Two Lads - The Ian and Daniel Chronicle

Friday, September 17, 2010

The Polyglot Ponders His Trajectory

Ian and I disagree as to what language he should study, outside of school, this academic year. I am pushing for Russian, as usual, partly because we live in a very Russian-centered world (being Russian Orthodox), and partly because I'm convinced that if he can learn Russian, almost any language - certainly almost any European language - will seem pretty easy by contrast. Moreover, once he learns a language with 31 letters, where the nouns have six cases and verbs have "aspect" as well as tense (it's not worth trying to explain it; I still don't entirely get it...), ever German with all its der-die-das will be within his grasp without having to ingest many new grammatical categories.

But no, he wants to learn Spanish. This is like God's sense of humor at work. When I was in seminary, and Russian was what we ate, drank and breathed, I would take a Spanish text to class with me and go over vocabulary when things got dull, which was usually when we were going through some drill of stuff I already knew. They really wanted us to practice our Russian, but I was much more interested in speaking Spanish with a couple of good-humored seminarians from Argentina (and one from Nicaragua) and a Russian monk who had lived in Venezuela. Now, any mention I make of studying Russian is greeted with a flood of Iberophilia by the Next Generation...

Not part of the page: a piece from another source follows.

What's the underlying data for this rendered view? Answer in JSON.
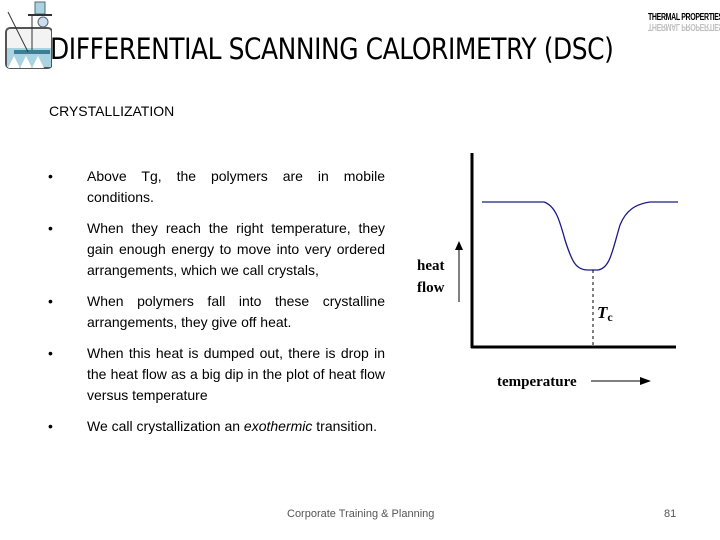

But Ian has a more nuanced sense of the philological landscape. He wants to study four languages: Spanish, French, Russian and Chinese, and he wants to study them in that order. One reason why he wants to study Russian and Chinese at the end of the program, is because of their striking similarity. The lad is convinced that Russian and Chinese have much in common, and studying them back to back will let him leverage the natural advantages of Russian for the neophyte sinologist.

How are Russian and Chinese similar? Apparently the "letters" - the Russian letters and Chinese characters are apparently much alike.

I don't know where he got that idea, but I think I can imagine; an American child taking on the Russian alphabet would likely feel as daunted by some of its letters as they would by some of the simpler characters of Chinese. I didn't break the news to him about tonal languages, but if he studies Russian first, he probably won't be overwhelmed by Chinese tones; Russian speech patterns are quite tonal in their own right, although it's more about conveying feeling than meaning.